The newly-eligible players included 22 All-Stars, three of whom were not included on the ballot, representing a total of 68 All-Star selections. Among the new candidates were 15-time All-Star Brooks Robinson, 9-time All-Star Joe Torre, 7-time All-Star Dick Allen and 5-time All-Star Cookie Rojas. The field included four MVPs (Allen, Robinson, Torre and Boog Powell), one Cy Young Award-winner (Mike Cuellar), and two Rookies of the Year (Allen and Tommy Helms). Brooks Robinson also had 16 Gold Gloves, the all-time record at third base.

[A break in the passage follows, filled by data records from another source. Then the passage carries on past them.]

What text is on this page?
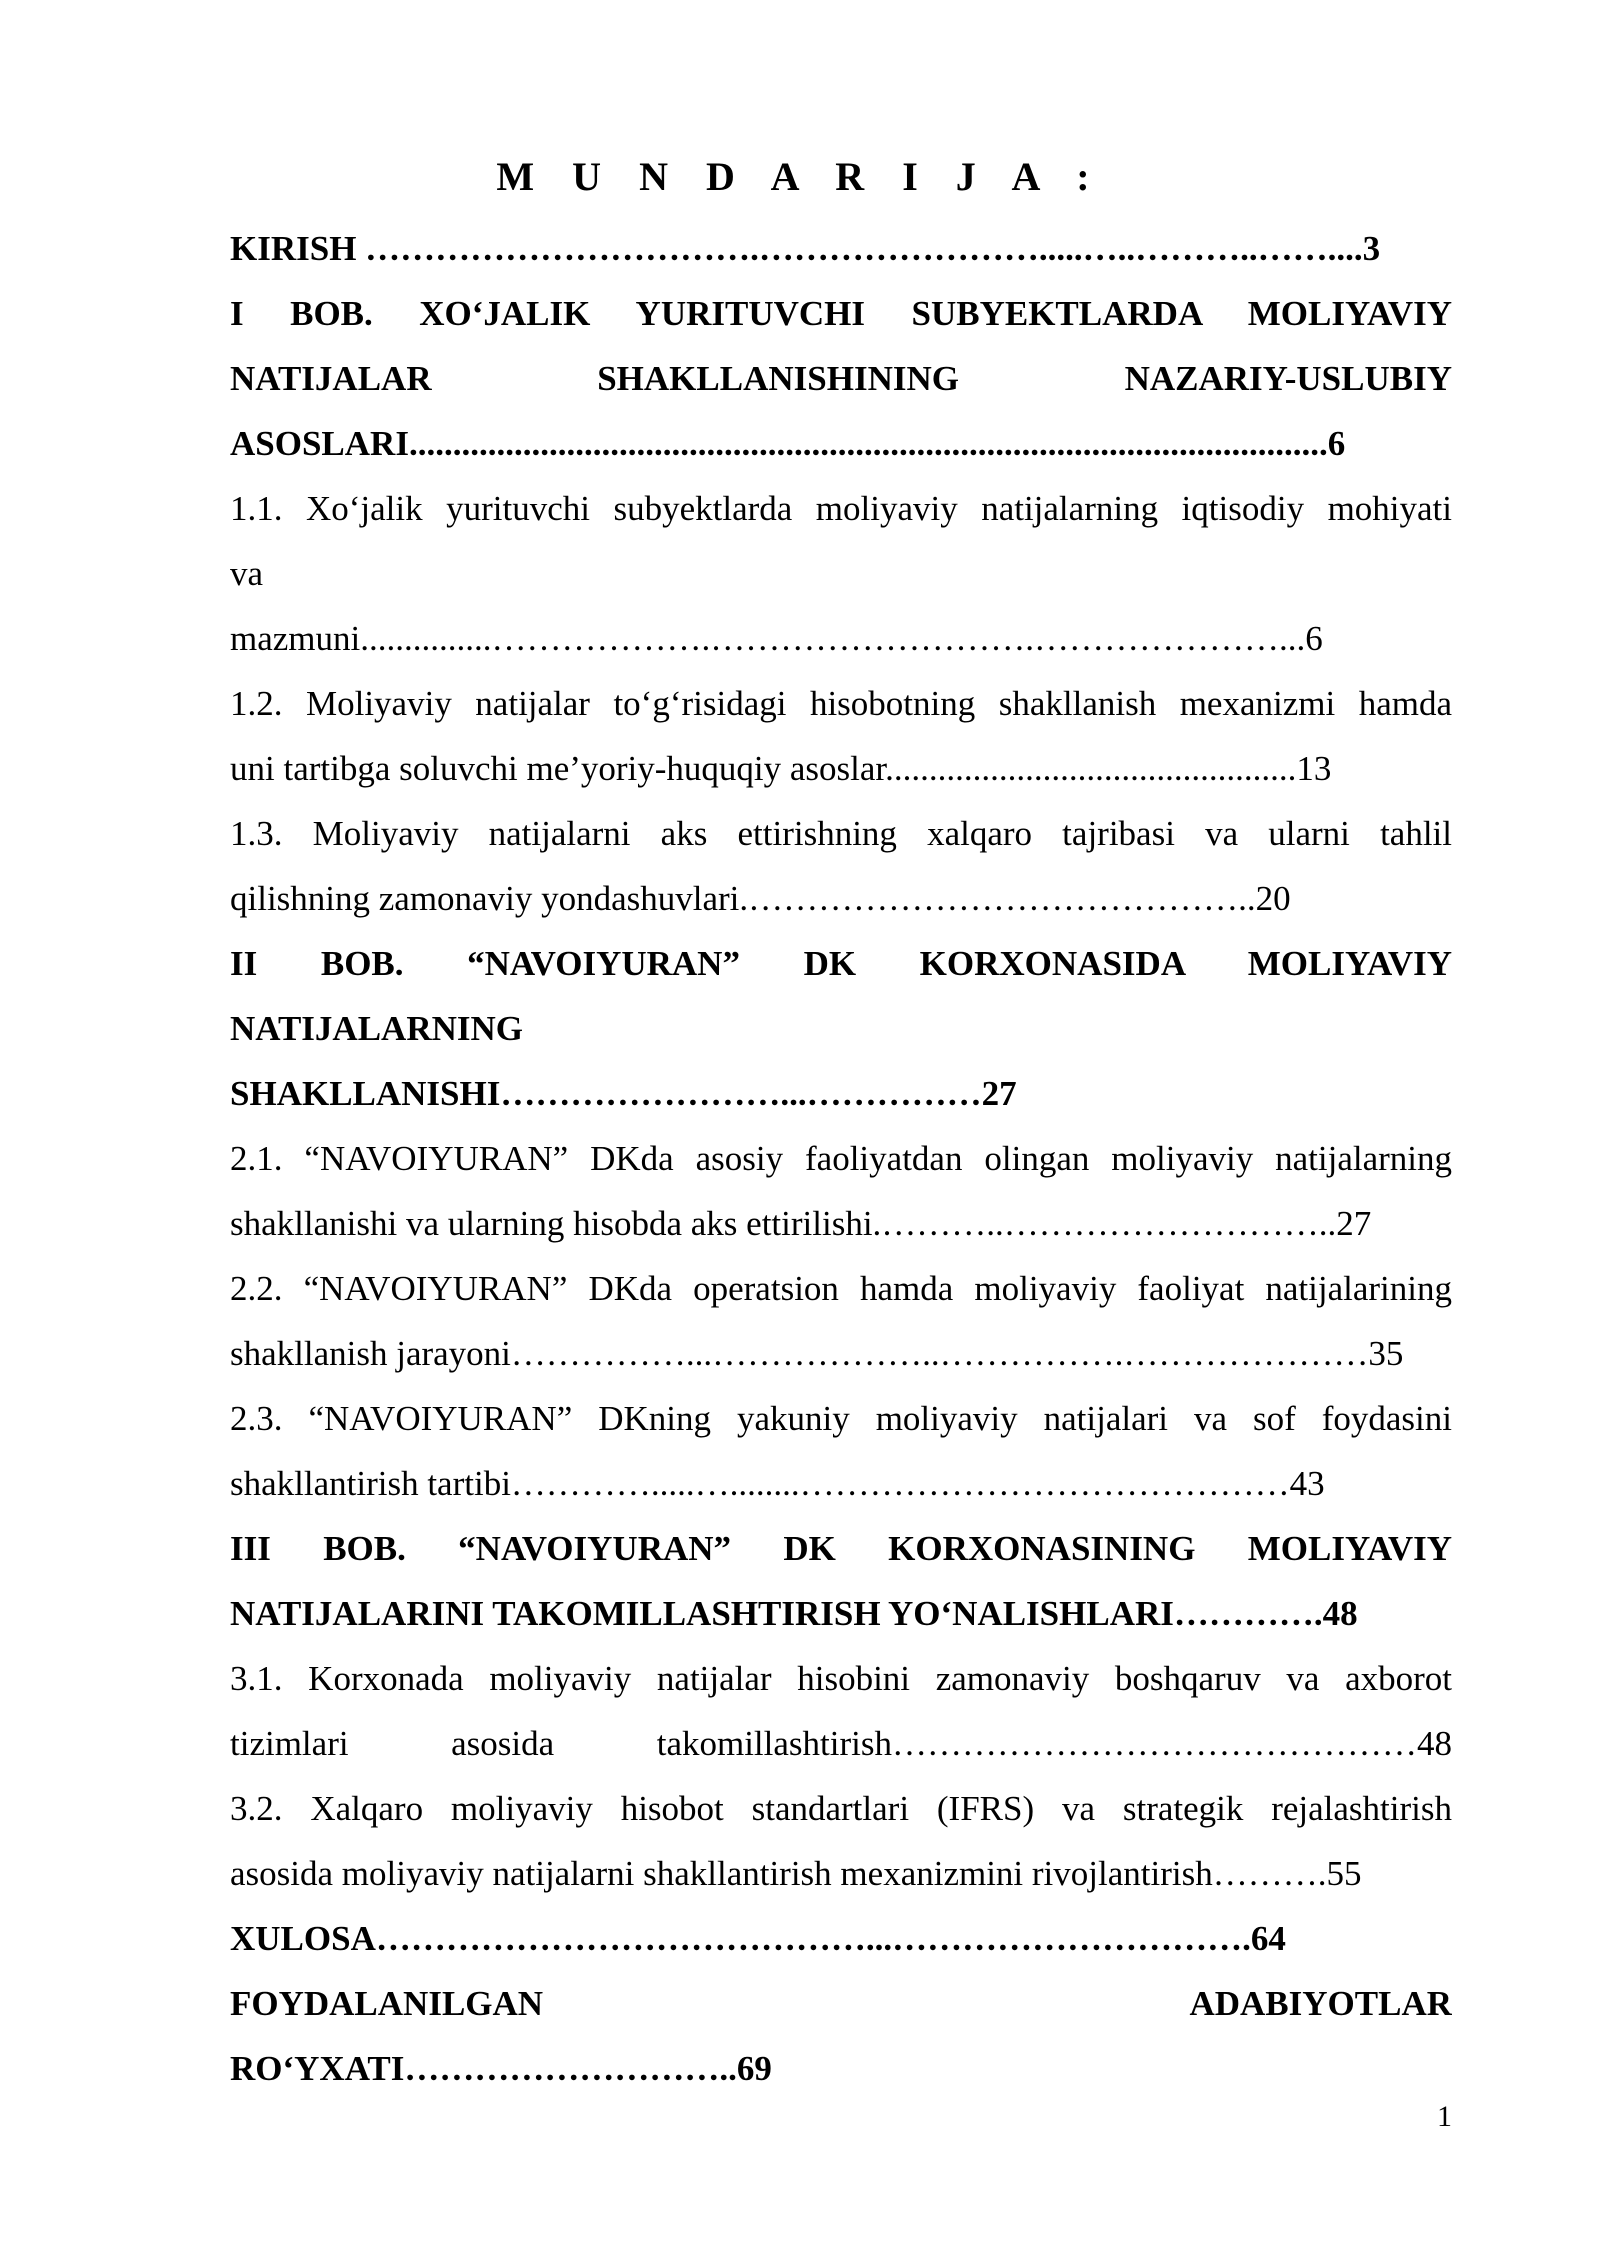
M U N D A R I J A :
KIRISH …………………………….…………………….....…..………..……....3
I BOB. XO‘JALIK YURITUVCHI SUBYEKTLARDA MOLIYAVIY
NATIJALAR SHAKLLANISHINING NAZARIY-USLUBIY
ASOSLARI.........................................................................................................6
1.1. Xo‘jalik yurituvchi subyektlarda moliyaviy natijalarning iqtisodiy mohiyati
va
mazmuni...............……………….……………………….…………………...6
1.2. Moliyaviy natijalar to‘g‘risidagi hisobotning shakllanish mexanizmi hamda
uni tartibga soluvchi me’yoriy-huquqiy asoslar...............................................13
1.3. Moliyaviy natijalarni aks ettirishning xalqaro tajribasi va ularni tahlil
qilishning zamonaviy yondashuvlari.……………………………………..20
II BOB. “NAVOIYURAN” DK KORXONASIDA MOLIYAVIY
NATIJALARNING
SHAKLLANISHI……………………...……………27
2.1. “NAVOIYURAN” DKda asosiy faoliyatdan olingan moliyaviy natijalarning
shakllanishi va ularning hisobda aks ettirilishi.………..………………………..27
2.2. “NAVOIYURAN” DKda operatsion hamda moliyaviy faoliyat natijalarining
shakllanish jarayoni……………...………………..…………….…………………35
2.3. “NAVOIYURAN” DKning yakuniy moliyaviy natijalari va sof foydasini
shakllantirish tartibi………….....…........……………………………………43
III BOB. “NAVOIYURAN” DK KORXONASINING MOLIYAVIY
NATIJALARINI TAKOMILLASHTIRISH YO‘NALISHLARI………….48
3.1. Korxonada moliyaviy natijalar hisobini zamonaviy boshqaruv va axborot
tizimlari asosida takomillashtirish………………………………………48
3.2. Xalqaro moliyaviy hisobot standartlari (IFRS) va strategik rejalashtirish
asosida moliyaviy natijalarni shakllantirish mexanizmini rivojlantirish……….55
XULOSA……………………………………...………………………….64
FOYDALANILGAN ADABIYOTLAR
RO‘YXATI………………………..69
1
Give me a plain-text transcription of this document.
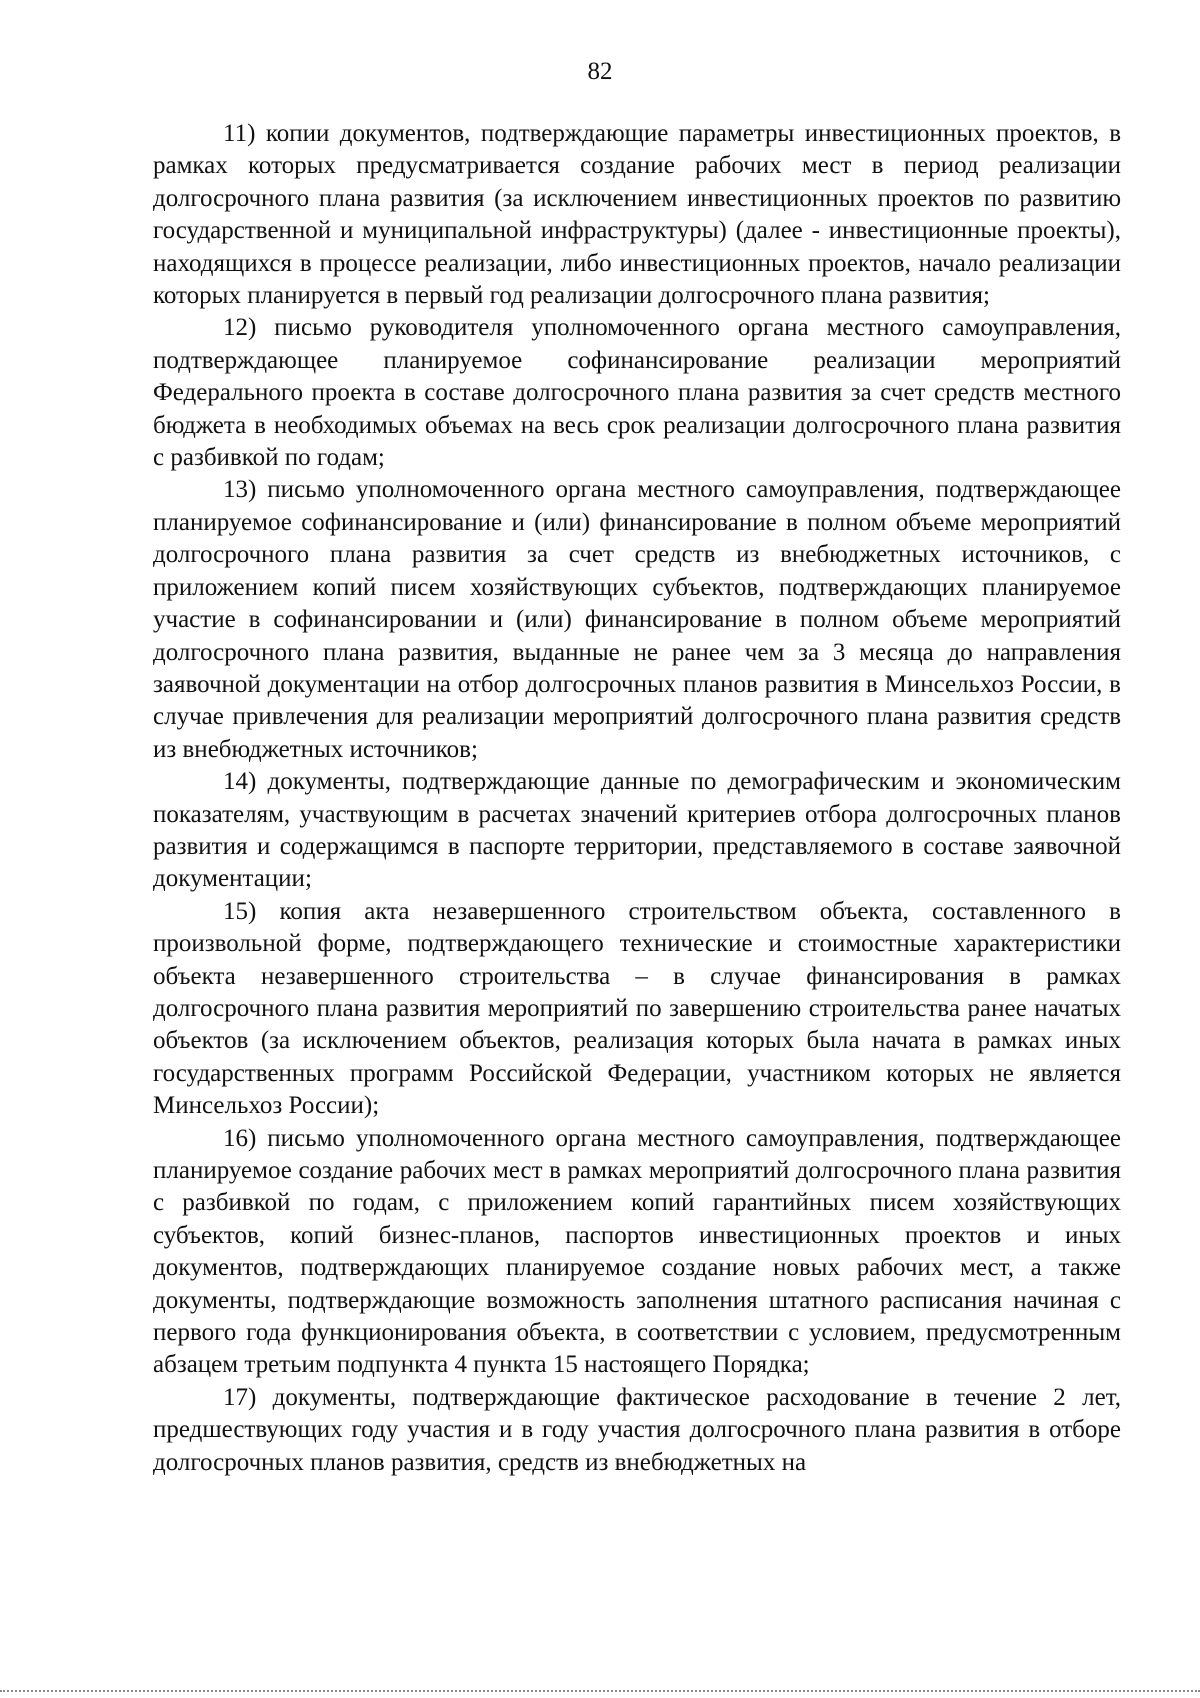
82

11) копии документов, подтверждающие параметры инвестиционных проектов, в рамках которых предусматривается создание рабочих мест в период реализации долгосрочного плана развития (за исключением инвестиционных проектов по развитию государственной и муниципальной инфраструктуры) (далее - инвестиционные проекты), находящихся в процессе реализации, либо инвестиционных проектов, начало реализации которых планируется в первый год реализации долгосрочного плана развития;

12) письмо руководителя уполномоченного органа местного самоуправления, подтверждающее планируемое софинансирование реализации мероприятий Федерального проекта в составе долгосрочного плана развития за счет средств местного бюджета в необходимых объемах на весь срок реализации долгосрочного плана развития с разбивкой по годам;

13) письмо уполномоченного органа местного самоуправления, подтверждающее планируемое софинансирование и (или) финансирование в полном объеме мероприятий долгосрочного плана развития за счет средств из внебюджетных источников, с приложением копий писем хозяйствующих субъектов, подтверждающих планируемое участие в софинансировании и (или) финансирование в полном объеме мероприятий долгосрочного плана развития, выданные не ранее чем за 3 месяца до направления заявочной документации на отбор долгосрочных планов развития в Минсельхоз России, в случае привлечения для реализации мероприятий долгосрочного плана развития средств из внебюджетных источников;

14) документы, подтверждающие данные по демографическим и экономическим показателям, участвующим в расчетах значений критериев отбора долгосрочных планов развития и содержащимся в паспорте территории, представляемого в составе заявочной документации;

15) копия акта незавершенного строительством объекта, составленного в произвольной форме, подтверждающего технические и стоимостные характеристики объекта незавершенного строительства – в случае финансирования в рамках долгосрочного плана развития мероприятий по завершению строительства ранее начатых объектов (за исключением объектов, реализация которых была начата в рамках иных государственных программ Российской Федерации, участником которых не является Минсельхоз России);

16) письмо уполномоченного органа местного самоуправления, подтверждающее планируемое создание рабочих мест в рамках мероприятий долгосрочного плана развития с разбивкой по годам, с приложением копий гарантийных писем хозяйствующих субъектов, копий бизнес-планов, паспортов инвестиционных проектов и иных документов, подтверждающих планируемое создание новых рабочих мест, а также документы, подтверждающие возможность заполнения штатного расписания начиная с первого года функционирования объекта, в соответствии с условием, предусмотренным абзацем третьим подпункта 4 пункта 15 настоящего Порядка;

17) документы, подтверждающие фактическое расходование в течение 2 лет, предшествующих году участия и в году участия долгосрочного плана развития в отборе долгосрочных планов развития, средств из внебюджетных на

Players eligible for the first time who were not included on the ballot were: Ken Boswell, Ollie Brown, Willie Crawford, Bruce Dal Canton, Tom Hall, Steve Hargan, Terry Harmon, Mike Hegan, Bob Heise, Jerry Johnson, Ed Kirkpatrick, George Mitterwald, Dave Nelson, Phil Roof, and Gary Ross.

== J. G. Taylor Spink Award ==
Si Burick (1909–1986) received the J. G. Taylor Spink Award honoring a baseball writer. The award was voted at the December 1982 meeting of the BBWAA, and included in the summer 1983 ceremonies.